I spent four very interesting hours Saturday with all three Central Oregon district attorneys, defense lawyers, public defenders, police, several of us media types – all talking off the record.
But it’s VERY ironic that I write up some of the themes of that talk after probably the most overt, posted lawsuit threat in our many months of online article comment postings.
‘Building a Culture of Dialogue’ was the topic of the gathering, arranged by the Oregon Bar Press Broadcasters Council.
Folks gave up a big part of their Saturday for a free bag lunch and a chance to not just talk, but listen to each other as we discussed a few ‘ripped from the headlines’ scenarios that have dealt with the issue of a free press and how that role can cause issues for those seeking to assure a fair trial.
The justice system has changed little over the decades, as technological and cultural shifts have changed, greatly, what a prospective juror might hear or read, and from who or where. Imagine if bloggers, for example, or anonymous article postings existed back when our justice system was created. It’s not a perfect system, but how can it evolve and cope with those issues?
That wasn’t the topic of Saturday’s session, really. But things like that did come up – imagine, for example, a DA sending an e-mail declining to confirm or deny a juicy rumor, but inadvertently – one must presume inadvertently – including some damning information below the e-mail, or in an attachment.
Can the reporter then report that information? Use it to ask questions/gather more info? Confront the DA, threaten to use it unless he/she provides some on-the-record info on an ongoing investigation?
Reporters have gone to jail for refusing to disclose their sources. Local media don’t print info from anonymous sources, unless they can get an on-the-record corrobration.
I’ve learned to live with and have a strong defense against the whole notion that the media only reports things “because it sells papers” (or TV commercials). I know we report what is considered news, and yes, we have to make a profit to survive.
But I am just as uneasy as many a defense lawyer about how days, weeks, months, sometimes even years of reports about a heinous crime can make their job incredibly difficult, even with all the “alleged” and “innocent until proven guilty” provisos that we include, for our own legal protection as much as anything else.
Finding actual justice after the “court of public opinion” has made up its collective mind is only getting harder in an age when Website can give you a person’s criminal history in an instant, and where increasingly, opinions are shared as thinly-veiled, so-called “facts.”
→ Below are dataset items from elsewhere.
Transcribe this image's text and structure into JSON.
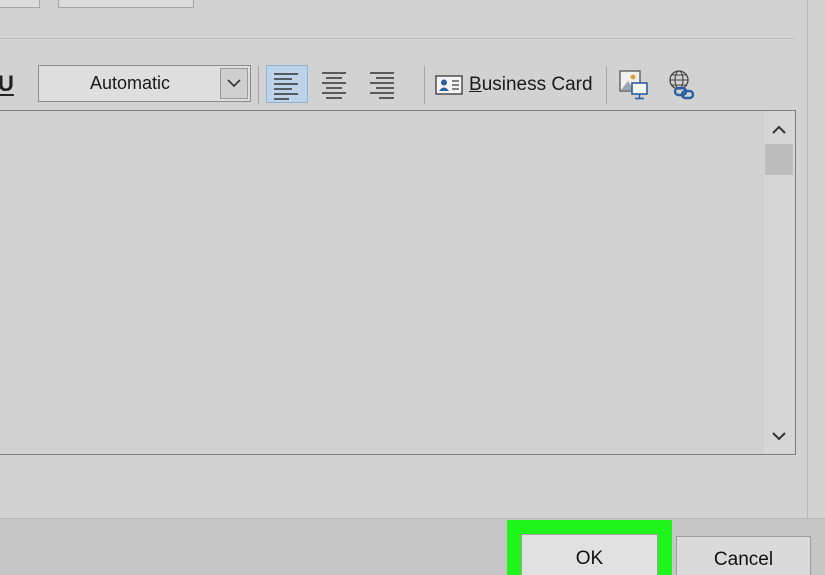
{
  "toolbar": {
    "underline_label": "U",
    "color_select": {
      "value": "Automatic"
    },
    "alignment": {
      "active": "left"
    },
    "business_card": {
      "label_prefix": "B",
      "label_rest": "usiness Card"
    }
  },
  "editor": {
    "content": ""
  },
  "footer": {
    "ok_label": "OK",
    "cancel_label": "Cancel",
    "highlight_color": "#1ff51a"
  },
  "icons": {
    "dropdown": "chevron-down-icon",
    "align_left": "align-left-icon",
    "align_center": "align-center-icon",
    "align_right": "align-right-icon",
    "business_card": "business-card-icon",
    "picture": "insert-picture-icon",
    "hyperlink": "hyperlink-icon",
    "scroll_up": "chevron-up-icon",
    "scroll_down": "chevron-down-icon"
  }
}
Small town or large, reporters and editors are often friends, of a sort, with their sources, with people who make news, and with people in the justice system. Wearing the right hat at the right time, and knowing how to do one’s job and not rupture those relationships is one of the struggles reporters and editors face all the time. I’ve said before, “I don’t mind making an official mad for the right reason” is a glib quip that tries to put a light face on it.
But of course, when a source tells us something juicy, we have to “consider the source,” literally – how do they stand to gain, if the tip is true and the info comes to light?
We will never convince some – make that many – people that we strive to get the facts right and that we really wouldn’t run over our own grandmother for a juicy story. One thing I try to do in our article-comment system is explain – sure, defend, too, but mainly explain – how we human-being reporters and photographers and our bosses do what we do, and why.
Because if news is a conversation, we all have to listen as much as we talk. It’s that easy – and that hard.